Esta anécdota me recordó uno de los “Chisnetos” (soneto) que mi amigo Ricardo Redoli, prologuista de mi libro “Breve Cronología Histórica de Melilla” (2002), publicó hace varios años.

 

“EL HIJO DEL BARBERO Y SU CLIENTE”

 

Un barbero, buscando el beneficio

de un hijo sin estudios y vagante,

en aras de un futuro más brillante,

le inició de aprendiz en el oficio.

Le buscó un parroquiano a su novicio:

un hombre bonachón y tertuliante,

cliente de fiado, y tolerante,

al que prestaba siempre buen servicio.

El joven, en el día de su estreno,

blandiendo la navaja algo indeciso,

le asestó un corte seco a su cliente.

El padre, que de nada estaba ajeno,

al ver salir la sangre, de improviso

fue y largó un bofetón furiosamente.

Tres cortes más siguieron al primero,

y, a cada uno, le siguió un metido

destinado al zagal, mas recibido

por el pobre cliente del jifero.

Un quinto corte, que será el postrero,

le arrancó, con la oreja, un gran quejido.
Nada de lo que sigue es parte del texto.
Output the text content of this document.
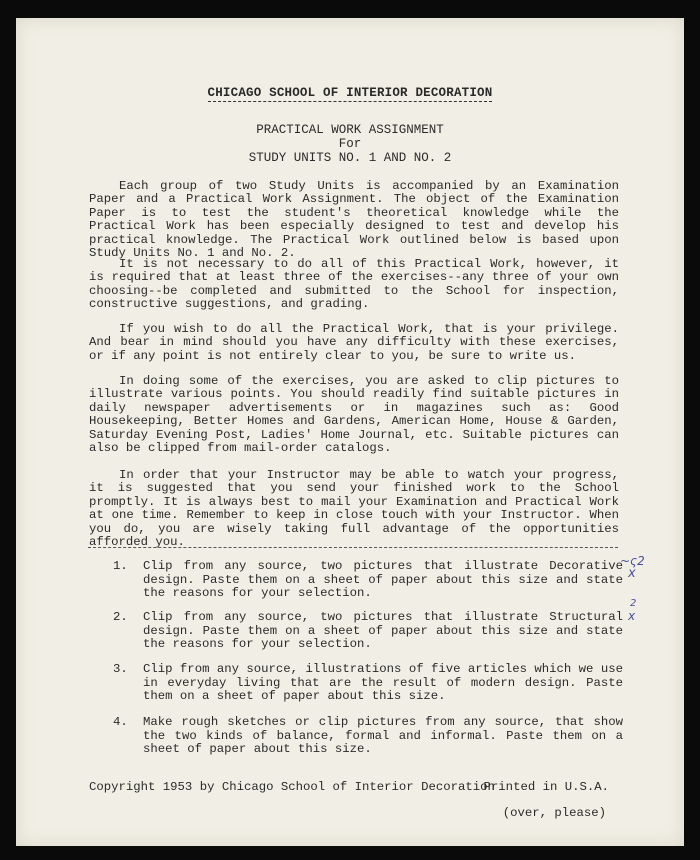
CHICAGO SCHOOL OF INTERIOR DECORATION
PRACTICAL WORK ASSIGNMENT
For
STUDY UNITS NO. 1 AND NO. 2
Each group of two Study Units is accompanied by an Examination Paper and a Practical Work Assignment. The object of the Examination Paper is to test the student's theoretical knowledge while the Practical Work has been especially designed to test and develop his practical knowledge. The Practical Work outlined below is based upon Study Units No. 1 and No. 2.
It is not necessary to do all of this Practical Work, however, it is required that at least three of the exercises--any three of your own choosing--be completed and submitted to the School for inspection, constructive suggestions, and grading.
If you wish to do all the Practical Work, that is your privilege. And bear in mind should you have any difficulty with these exercises, or if any point is not entirely clear to you, be sure to write us.
In doing some of the exercises, you are asked to clip pictures to illustrate various points. You should readily find suitable pictures in daily newspaper advertisements or in magazines such as: Good Housekeeping, Better Homes and Gardens, American Home, House & Garden, Saturday Evening Post, Ladies' Home Journal, etc. Suitable pictures can also be clipped from mail-order catalogs.
In order that your Instructor may be able to watch your progress, it is suggested that you send your finished work to the School promptly. It is always best to mail your Examination and Practical Work at one time. Remember to keep in close touch with your Instructor. When you do, you are wisely taking full advantage of the opportunities afforded you.
1. Clip from any source, two pictures that illustrate Decorative design. Paste them on a sheet of paper about this size and state the reasons for your selection.
2. Clip from any source, two pictures that illustrate Structural design. Paste them on a sheet of paper about this size and state the reasons for your selection.
3. Clip from any source, illustrations of five articles which we use in everyday living that are the result of modern design. Paste them on a sheet of paper about this size.
4. Make rough sketches or clip pictures from any source, that show the two kinds of balance, formal and informal. Paste them on a sheet of paper about this size.
Copyright 1953 by Chicago School of Interior Decoration
Printed in U.S.A.
(over, please)
~ς2
x
2
x
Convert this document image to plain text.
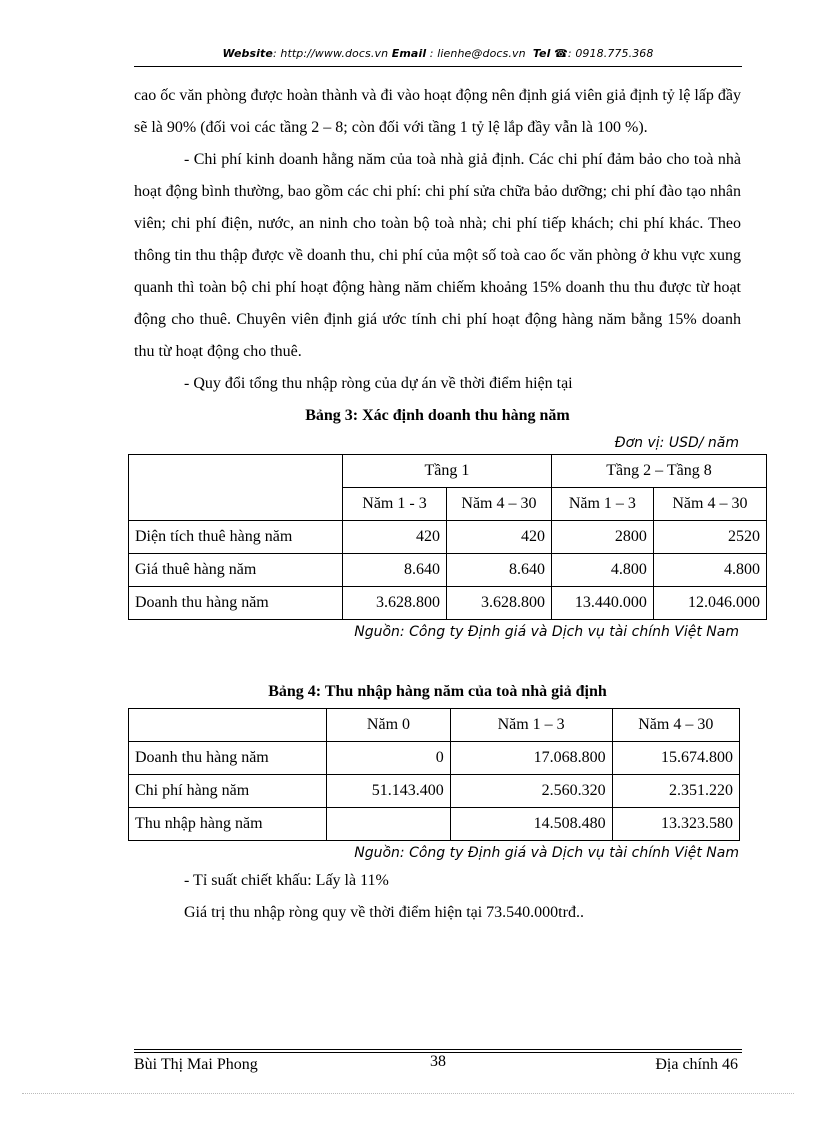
Website: http://www.docs.vn Email : lienhe@docs.vn Tel ☎: 0918.775.368

cao ốc văn phòng được hoàn thành và đi vào hoạt động nên định giá viên giả định tỷ lệ lấp đầy sẽ là 90% (đối voi các tầng 2 – 8; còn đối với tầng 1 tỷ lệ lắp đầy vẫn là 100 %).

- Chi phí kinh doanh hằng năm của toà nhà giả định. Các chi phí đảm bảo cho toà nhà hoạt động bình thường, bao gồm các chi phí: chi phí sửa chữa bảo dưỡng; chi phí đào tạo nhân viên; chi phí điện, nước, an ninh cho toàn bộ toà nhà; chi phí tiếp khách; chi phí khác. Theo thông tin thu thập được về doanh thu, chi phí của một số toà cao ốc văn phòng ở khu vực xung quanh thì toàn bộ chi phí hoạt động hàng năm chiếm khoảng 15% doanh thu thu được từ hoạt động cho thuê. Chuyên viên định giá ước tính chi phí hoạt động hàng năm bằng 15% doanh thu từ hoạt động cho thuê.

- Quy đổi tổng thu nhập ròng của dự án về thời điểm hiện tại

Bảng 3: Xác định doanh thu hàng năm

Đơn vị: USD/ năm

	Tầng 1		Tầng 2 – Tầng 8	
	Năm 1 - 3	Năm 4 – 30	Năm 1 – 3	Năm 4 – 30
Diện tích thuê hàng năm	420	420	2800	2520
Giá thuê hàng năm	8.640	8.640	4.800	4.800
Doanh thu hàng năm	3.628.800	3.628.800	13.440.000	12.046.000

Nguồn: Công ty Định giá và Dịch vụ tài chính Việt Nam

Bảng 4: Thu nhập hàng năm của toà nhà giả định

	Năm 0	Năm 1 – 3	Năm 4 – 30
Doanh thu hàng năm	0	17.068.800	15.674.800
Chi phí hàng năm	51.143.400	2.560.320	2.351.220
Thu nhập hàng năm		14.508.480	13.323.580

Nguồn: Công ty Định giá và Dịch vụ tài chính Việt Nam

- Tỉ suất chiết khấu: Lấy là 11%

Giá trị thu nhập ròng quy về thời điểm hiện tại 73.540.000trđ..

Bùi Thị Mai Phong	38	Địa chính 46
En el suelo, el apéndice caído

recordaba la gloria de un torero.

Y el cliente, mirando al alfajeme,

cuyo genio conoce y ahora teme,

le dice al aprendiz con desconsuelo:

“Pisa la oreja y déjala en el suelo,

que, si tu padre larga otra colleja,

seguro que me arrancas la otra oreja”.